Abstract

Current problems related to high-level security access are increasing, leaving organizations and persons unsafe. A recent good candidate to create a robust identity authentication system is based on brain signals recorded with electroencephalograms (EEG). In this paper, EEG-based brain signals of 56 channels, from event-related potentials (ERPs), are used for Subject identification. The ERPs are from positive or negative feedback-related responses of a P300-speller system. The feature extraction part was done with empirical mode decomposition (EMD) extracting 2 intrinsic mode functions (IMFs) per channel, that were selected based on the Minkowski distance. After that, 4 features are computed per IMF; 2 energy features (instantaneous and teager energy) and 2 fractal features (Higuchi and Petrosian fractal dimension).

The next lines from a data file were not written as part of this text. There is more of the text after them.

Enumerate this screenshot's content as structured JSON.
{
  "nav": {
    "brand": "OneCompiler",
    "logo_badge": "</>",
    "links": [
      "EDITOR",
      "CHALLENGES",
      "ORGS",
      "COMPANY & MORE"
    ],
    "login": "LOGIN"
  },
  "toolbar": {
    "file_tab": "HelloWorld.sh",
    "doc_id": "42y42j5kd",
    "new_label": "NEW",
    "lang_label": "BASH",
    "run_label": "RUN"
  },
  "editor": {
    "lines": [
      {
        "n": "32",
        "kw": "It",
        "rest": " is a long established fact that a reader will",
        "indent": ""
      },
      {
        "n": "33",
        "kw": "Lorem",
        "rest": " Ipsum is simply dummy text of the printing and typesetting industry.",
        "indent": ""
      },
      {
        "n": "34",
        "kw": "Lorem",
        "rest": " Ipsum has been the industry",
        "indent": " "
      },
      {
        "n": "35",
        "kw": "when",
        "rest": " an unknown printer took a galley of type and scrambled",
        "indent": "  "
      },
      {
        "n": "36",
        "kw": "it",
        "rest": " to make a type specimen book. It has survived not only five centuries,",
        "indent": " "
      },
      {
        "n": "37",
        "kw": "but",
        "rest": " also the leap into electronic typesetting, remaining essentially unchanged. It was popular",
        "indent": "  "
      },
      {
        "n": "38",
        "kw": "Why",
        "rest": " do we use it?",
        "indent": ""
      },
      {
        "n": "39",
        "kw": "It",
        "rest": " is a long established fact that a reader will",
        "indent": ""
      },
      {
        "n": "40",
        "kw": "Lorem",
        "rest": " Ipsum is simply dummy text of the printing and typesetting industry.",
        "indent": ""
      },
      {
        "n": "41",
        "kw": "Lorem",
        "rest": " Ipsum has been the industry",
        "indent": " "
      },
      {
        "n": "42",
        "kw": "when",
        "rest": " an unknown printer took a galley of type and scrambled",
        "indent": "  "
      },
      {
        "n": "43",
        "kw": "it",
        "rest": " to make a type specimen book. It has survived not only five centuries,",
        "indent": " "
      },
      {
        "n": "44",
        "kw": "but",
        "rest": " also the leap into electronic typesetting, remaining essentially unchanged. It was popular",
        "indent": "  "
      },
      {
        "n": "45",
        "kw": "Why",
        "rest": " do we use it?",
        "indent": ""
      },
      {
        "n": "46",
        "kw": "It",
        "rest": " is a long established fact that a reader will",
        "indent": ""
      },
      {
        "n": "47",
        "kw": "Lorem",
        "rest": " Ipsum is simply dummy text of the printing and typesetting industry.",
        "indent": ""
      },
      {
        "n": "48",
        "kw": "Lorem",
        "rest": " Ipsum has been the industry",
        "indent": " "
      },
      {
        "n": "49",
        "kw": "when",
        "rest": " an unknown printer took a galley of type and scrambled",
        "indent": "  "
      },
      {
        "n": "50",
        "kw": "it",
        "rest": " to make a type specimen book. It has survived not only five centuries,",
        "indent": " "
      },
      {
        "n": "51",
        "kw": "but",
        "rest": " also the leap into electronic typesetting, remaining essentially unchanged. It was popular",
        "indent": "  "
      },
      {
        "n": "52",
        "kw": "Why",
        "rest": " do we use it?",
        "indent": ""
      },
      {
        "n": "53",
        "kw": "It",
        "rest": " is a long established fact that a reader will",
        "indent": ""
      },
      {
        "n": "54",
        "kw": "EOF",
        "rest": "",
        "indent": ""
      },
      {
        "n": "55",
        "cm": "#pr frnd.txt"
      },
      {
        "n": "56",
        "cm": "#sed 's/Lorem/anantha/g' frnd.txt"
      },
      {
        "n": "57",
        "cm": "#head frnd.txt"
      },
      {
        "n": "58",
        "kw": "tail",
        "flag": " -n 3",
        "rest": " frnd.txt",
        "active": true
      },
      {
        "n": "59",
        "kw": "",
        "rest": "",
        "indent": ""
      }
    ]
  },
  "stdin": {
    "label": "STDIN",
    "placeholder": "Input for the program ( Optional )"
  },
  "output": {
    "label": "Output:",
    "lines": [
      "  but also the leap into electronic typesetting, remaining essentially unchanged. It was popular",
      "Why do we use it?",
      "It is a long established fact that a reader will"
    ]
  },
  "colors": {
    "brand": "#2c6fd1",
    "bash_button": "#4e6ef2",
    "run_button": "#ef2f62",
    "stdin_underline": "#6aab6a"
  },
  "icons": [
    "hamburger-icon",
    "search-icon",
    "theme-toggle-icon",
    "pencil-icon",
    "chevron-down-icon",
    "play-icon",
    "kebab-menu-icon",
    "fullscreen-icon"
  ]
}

Support vector machine (SVM) was used for the classification stage with an accuracy index computed using 10-folds cross-validation for evaluating the classifier’s performance. Since high-density EEG information was available, the well-known backward-elimination and forward-addition greedy algorithms were used to reduce or increase the number of channels, step by step. Using the proposed method for subject identification from a positive or negative feedback-related response and then identify the subject will add a layer to improve the security system. The results obtained show that subject identification is feasible even using a low number of channels: E.g., 0.89 of accuracy using 5 channels with a mixed population and 0.93 with a male-only population.